このところの都知事の問題や参議院通常選挙、イギリスのEU離脱を決めた国民投票の報道の中で気になることがありました。何かというとこの報道を巡るキャスターやコメンテーターの話の中に直接民主制と直接選挙をゴッチャにしている人がいること。
簡単にどんなことを言っていたかというと、
イギリスのように成熟した民主主義国家でも国民投票では思いもかけない結果を出すと言うことです。直接民主主義に重要な問題を委ねるというのは非常に危うい。日本は間接民主制ですから国民が議員を選び、首相を選びます。ただ、一方で都道府県や市町村長などの首長は直接民主主義で選びます。しかし、昨今問題となっているように都知事選などは人気投票の様相を呈してしまって、その結果が昨今の都知事の問題につながっているように思われる。世界を見てみても大統領を国民が直接選ぶアメリカでもトランプ氏のように過激な主張に響いて旋風が巻き起こる。イギリスの例を見ても、アメリカの例を見ても、やはり直接民主主義というのは危うい印象を受けます。
・・・というようなことでした。
う〜〜ん(@@)これは言い間違いじゃなくて勘違いだよなぁ〜〜
大前提として、アメリカも日本も間接民主制の国です。直接民主制は有権者が直接、政治に関わるものですから、『有権者数=議員数』となります。簡単に言えば、『現在国会や地方議会で議論されていることを有権者全体で話し合い、評決を行う』ということです。イギリスのように重要と思われる事項について国民投票を行って、部分的に直接民主主義を取り入れている国はあります。しかし、大統領制の国を『直接民主制の国』というのは明らかなる勘違い。

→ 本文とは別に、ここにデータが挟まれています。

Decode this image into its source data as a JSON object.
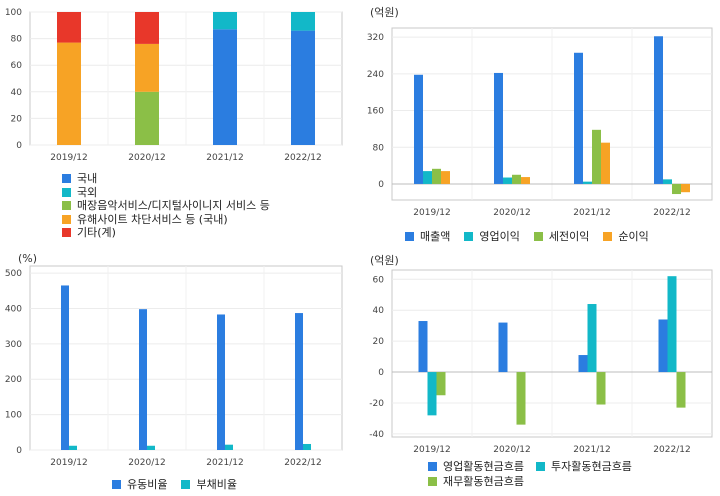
{
  "colors": {
    "domestic": "#2b7de0",
    "foreign": "#12b8c8",
    "green": "#8bbf47",
    "orange": "#f7a325",
    "red": "#e8372a"
  },
  "chart_data": [
    {
      "id": "revenue-mix",
      "type": "bar",
      "stacked": true,
      "unit": "",
      "categories": [
        "2019/12",
        "2020/12",
        "2021/12",
        "2022/12"
      ],
      "ylim": [
        0,
        100
      ],
      "yticks": [
        0,
        20,
        40,
        60,
        80,
        100
      ],
      "series": [
        {
          "name": "국내",
          "color": "#2b7de0",
          "values": [
            0,
            0,
            87,
            86
          ]
        },
        {
          "name": "국외",
          "color": "#12b8c8",
          "values": [
            0,
            0,
            13,
            14
          ]
        },
        {
          "name": "매장음악서비스/디지털사이니지 서비스 등",
          "color": "#8bbf47",
          "values": [
            0,
            40,
            0,
            0
          ]
        },
        {
          "name": "유해사이트 차단서비스 등 (국내)",
          "color": "#f7a325",
          "values": [
            77,
            36,
            0,
            0
          ]
        },
        {
          "name": "기타(계)",
          "color": "#e8372a",
          "values": [
            23,
            24,
            0,
            0
          ]
        }
      ],
      "grid": true,
      "legend": "bottom-left"
    },
    {
      "id": "income",
      "type": "bar",
      "unit": "(억원)",
      "categories": [
        "2019/12",
        "2020/12",
        "2021/12",
        "2022/12"
      ],
      "ylim": [
        -35,
        340
      ],
      "yticks": [
        0,
        80,
        160,
        240,
        320
      ],
      "series": [
        {
          "name": "매출액",
          "color": "#2b7de0",
          "values": [
            238,
            242,
            286,
            322
          ]
        },
        {
          "name": "영업이익",
          "color": "#12b8c8",
          "values": [
            28,
            14,
            5,
            10
          ]
        },
        {
          "name": "세전이익",
          "color": "#8bbf47",
          "values": [
            33,
            20,
            118,
            -22
          ]
        },
        {
          "name": "순이익",
          "color": "#f7a325",
          "values": [
            28,
            15,
            90,
            -18
          ]
        }
      ],
      "grid": true,
      "legend": "bottom"
    },
    {
      "id": "ratios",
      "type": "bar",
      "unit": "(%)",
      "categories": [
        "2019/12",
        "2020/12",
        "2021/12",
        "2022/12"
      ],
      "ylim": [
        0,
        520
      ],
      "yticks": [
        0,
        100,
        200,
        300,
        400,
        500
      ],
      "series": [
        {
          "name": "유동비율",
          "color": "#2b7de0",
          "values": [
            465,
            398,
            383,
            387
          ]
        },
        {
          "name": "부채비율",
          "color": "#12b8c8",
          "values": [
            12,
            12,
            15,
            17
          ]
        }
      ],
      "grid": true,
      "legend": "bottom"
    },
    {
      "id": "cashflow",
      "type": "bar",
      "unit": "(억원)",
      "categories": [
        "2019/12",
        "2020/12",
        "2021/12",
        "2022/12"
      ],
      "ylim": [
        -42,
        66
      ],
      "yticks": [
        -40,
        -20,
        0,
        20,
        40,
        60
      ],
      "series": [
        {
          "name": "영업활동현금흐름",
          "color": "#2b7de0",
          "values": [
            33,
            32,
            11,
            34
          ]
        },
        {
          "name": "투자활동현금흐름",
          "color": "#12b8c8",
          "values": [
            -28,
            0,
            44,
            62
          ]
        },
        {
          "name": "재무활동현금흐름",
          "color": "#8bbf47",
          "values": [
            -15,
            -34,
            -21,
            -23
          ]
        }
      ],
      "grid": true,
      "legend": "bottom"
    }
  ]
}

言うまでもなく、アメリカの大統領や日本の地方自治体の首長を選ぶのは『直接民主制』ではなく『直接選挙』です。『直接選挙』でも結局は有権者に変わって政治を行う代表を選ぶわけですが、この場合は人気投票的な要素やその時の政治状況などによって、思わぬ結果が出るという意味では、前述のコメントのようなニュアンスがあるのは理解できます。でも、間接民主制は間接民主制(^_^;
国民投票でも、直接選挙による選出にしても、『短期間に国民の意見を直接、問う』というのは危険な要素を持っていることは間違いありません。

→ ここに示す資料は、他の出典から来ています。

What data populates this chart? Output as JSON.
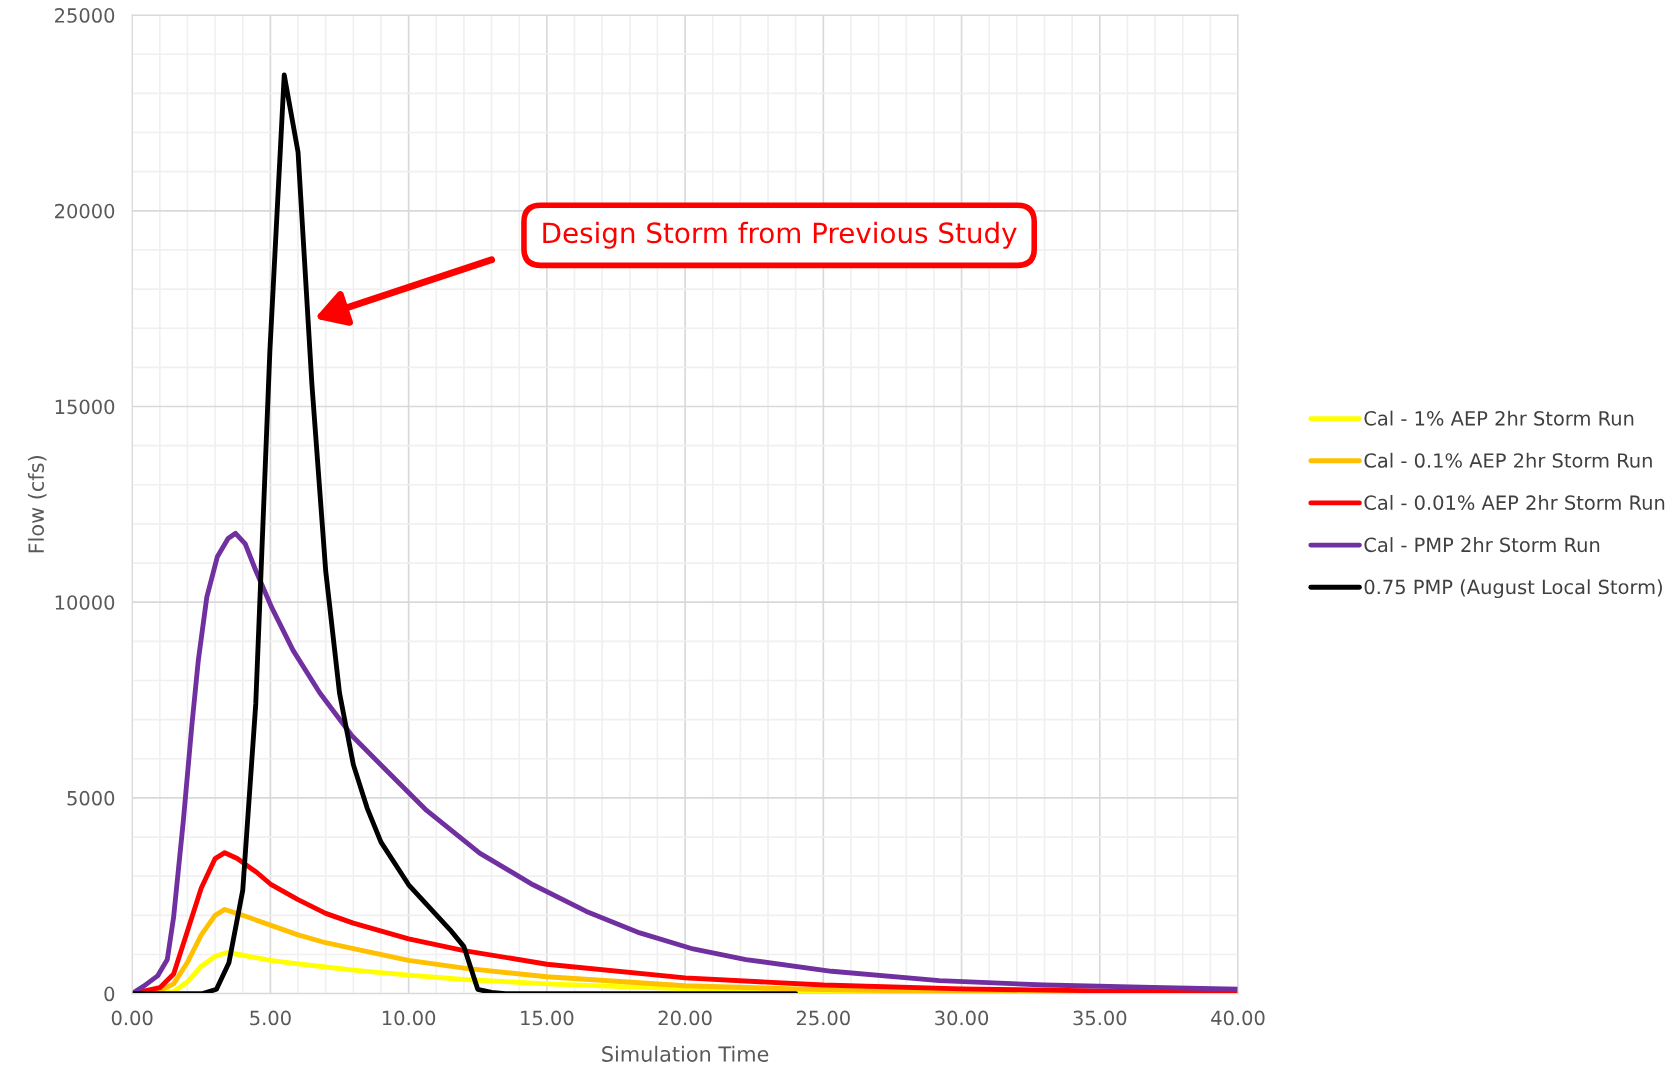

趣旨としては理解できたわけですが、言葉は正しく使いましょう。
う~ん。ちょうど私も「代表制」の問題を考えていました。古代社会の王も、中世社会の領主も「代表」には変わりありません。「代表」を投票で選べば民主主義であるといえるのか? よく言われるようにヒトラーも選挙で選ばれました。では、ナチス下のドイツは民主主義社会であったといえるのか? ここで誤解してはならないのは、ヒトラーは少なくともその時代のドイツ国民の代表として選ばれたことを認めなければならないということだと思います。扇動や謀略があったなどという理由は代表であることの否定にはなりません。その前提に立って「代表制」と民主主義が両立するためには、国民の側が権力をチェックし、コントロールする能力と手段と覚悟を持っているかではないかと思います。リコールなんかも成立するのはせいぜい市町村レベルでしょうから、難しい問題ですが。
コメントありがとうございます。
今回は『直接民主制』と『直接選挙』の違いについて指摘したかっただけなので、途中まで書いて消したのですが、当初はドイツの話題にも触れていました。
yassallさんの指摘されている『ナチス下のドイツは民主主義社会であったといえるのか』という点はヒトラー政権下はほぼ全期間、全権委任法の効力下でしたから民主主義社会とは言えないと思います。むしろ、yassallさんの心配は、当時最先端の民主憲法と言われたワイマール憲法は何故、ヒトラーのような『代表』を生み出してしまったのかという点ではないでしょうか。戦前のドイツの民主主義はヒトラーが壊したように理解している人が多いと思いますが、実際はざまざま政治家たちが民主憲法の理念をなし崩しにしてゆき、その隙間を縫ってヒトラーが台頭した時には、既に憲法は形骸化し、独裁者の登場を止めることができなかったのです。yassallさんの仰るとおり、間接民主主義では必ず代表を選ぶことになりますが、有権者は権力を監視し、ルールを無視する代表はそうそうに退場させる必要があります。しかし、今回の通常選挙のような投票率では権力者の気を引き締めることはできないでしょう。難しい問題です。